Cuando el musulmán reivindica que “todo el poder viene de Al-lâh”, lo que está diciendo es casi lo contrario a lo que esta frase significaba en el Antiguo Régimen, en el cual se refería a una soberanía divina ejercida por un poder centralizado en la figura del monarca. Cuando el musulmán se refiere a la soberanía de Al-lâh, está denunciando la usurpación del poder por parte de una oligarquía, y esto es válido tanto ahora como en el pasado, tanto en Argelia como en España como en Argentina.

Una comunidad ilimitada

En el centro de la cosmovisión islámica se halla la idea del Tawhid: la Unicidad de todo lo existente. El Tawhid implica una concepción orgánica del hombre en una Creación que ninguna criatura puede abarcar con la mirada. Todas las prácticas del islam tienen por objeto integrar armónicamente al hombre dentro de un mundo que él no puede controlar. Ningún aspecto puede quedar fuera de la práctica, pues la toma de conciencia del Tawhid hace que todos nuestros actos sean actos de ‘ibada, modos de adoración, medios de vincularnos a ese todo del que somos parte.

El islam rige por completo la vida del individuo, tanto en su introspección como en su expansión hacia lo exterior, tanto en su soledad esencial como en lo colectivo. Es lógico: el reconocimiento de nuestra vulnerabilidad y dependencia tiene que marcar profundamente nuestros actos, llevarnos a abandonar todas aquellas actitudes dogmáticas o sectarias, a reconocer el carácter fragmentario de nuestra perspectiva.

La ‘ibada en su conjunto es el modo a través del cual lo múltiple es reintegrado a la Unidad. Pero esa Unidad no es localizable en lugar alguno, carece de imagen. Toda intención de representarla, sea interna (a través de la fijación de una doctrina) o externa (a través de asociar algo al Creador, de darle identidad o de otorgarle unos ‘representantes’ en la tierra) es un acto de Shirk. Lo cual significa: Al-lâh permanece siempre más allá de todas las determinaciones, inalcanzable. Pero, al mismo tiempo, es Él quien nos hace y deshace a cada instante.

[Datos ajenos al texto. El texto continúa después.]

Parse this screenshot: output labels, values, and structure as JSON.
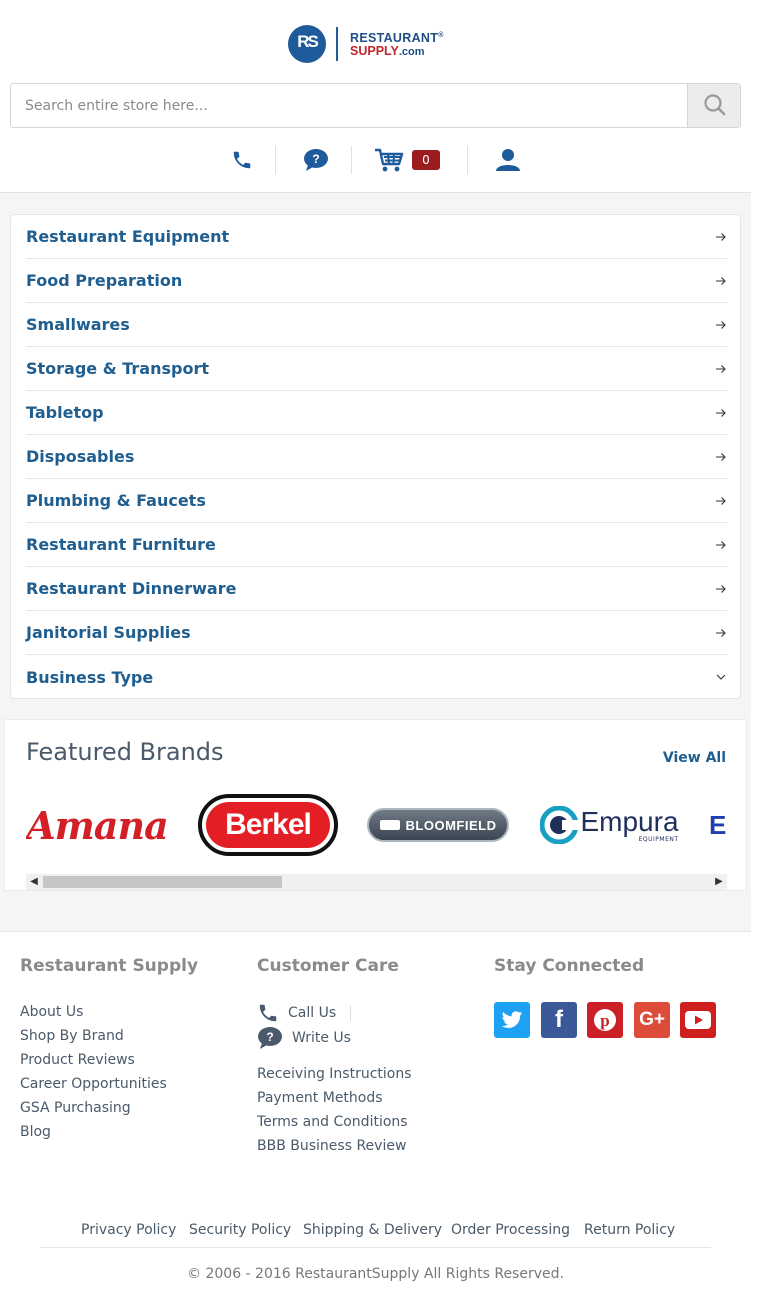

El islam se opone a un modelo social que tiende a la acumulación, a lo cuantitativo, y a la creación de centros de poder frente a una periferia empobrecida que da vueltas a ella buscando una limosna. El poder absoluto de Al-lâh se manifiesta en todos los lugares de la Creación, sin dar lugar a una fijación definitiva. Todo centro se identifica con la periferia: es periferia de otro centro. El centro de los centros permanece más allá de toda determinación, pero está presente en cada uno.

Al-lâh ha dicho:

“No me abarcan ni los cielos ni la tierra, pero me contiene el corazón de quien se abre a Mí”.

(Hadiz qudsí)

La re-integración que el musulmán realiza de sus capacidades dispersas en la Unidad tiene mucho de vertiginoso: se nos exige abandonar todo asidero, toda guía externa. El creyente tiene la certeza de que en la ausencia de dogmas y doctrinas es donde Al-lâh le otorgará Su guía. Eso es el Qur’án: la Guía que Él nos ha entregado, que nos entrega a cada instante. Los musulmanes, al dar testimonio de la Unicidad de todo lo creado, pasan a formar parte de la Ummah. Esta palabra designa a la tierra como el lugar de la teofanía. La matria es distinta del Estado, no puede coincidir con una estructura de poder basada en el nacimiento o en la ciudadanía, sino en el reconocimiento del Tawhid. Nadie dice quien es y quien no es miembro de la Ummah. Nadie puede otorgarse ese derecho.

Por el contrario, el concepto de ciudadanía está asociado a eso que Michel Foucault llamaba ‘biopolítica’: una política que se impone al ‘cuerpo social’, a través de dispositivos que regulan su natalidad, su fecundidad, su mortalidad… En el artículo 8.1 del Tratado de Maastricht se establece que “será ciudadano de la Unión toda persona que ostente la nacionalidad...”. Quien no tiene nacionalidad no es ciudadano, es decir: no es sujeto de derecho. Este es el límite interno de los derechos del hombre. Pues en realidad no importa tanto cuales o cuantos son los derechos, sino quién los otorga. ¿Quién tiene derecho a decidir quién es objeto de derecho? Para los musulmanes, derechos y deberes emanan de lo Uno, son anteriores a cualquier doctrina, por muy noble que esta sea.

Habría que estudiar el proceso a través del cual los Estados (incluyendo los autoproclamados ‘islámicos’) se han ido apropiando cada vez más férreamente de la idea de ciudadano. La ciudadanía occidental es una regla de exclusión: una regla a la cual se enfrentan cada día muchos inmigrantes. Frente a esto, la pertenencia a la Ummah no es algo que ningún poder terrenal otorga, sino un hallazgo personal de cada uno.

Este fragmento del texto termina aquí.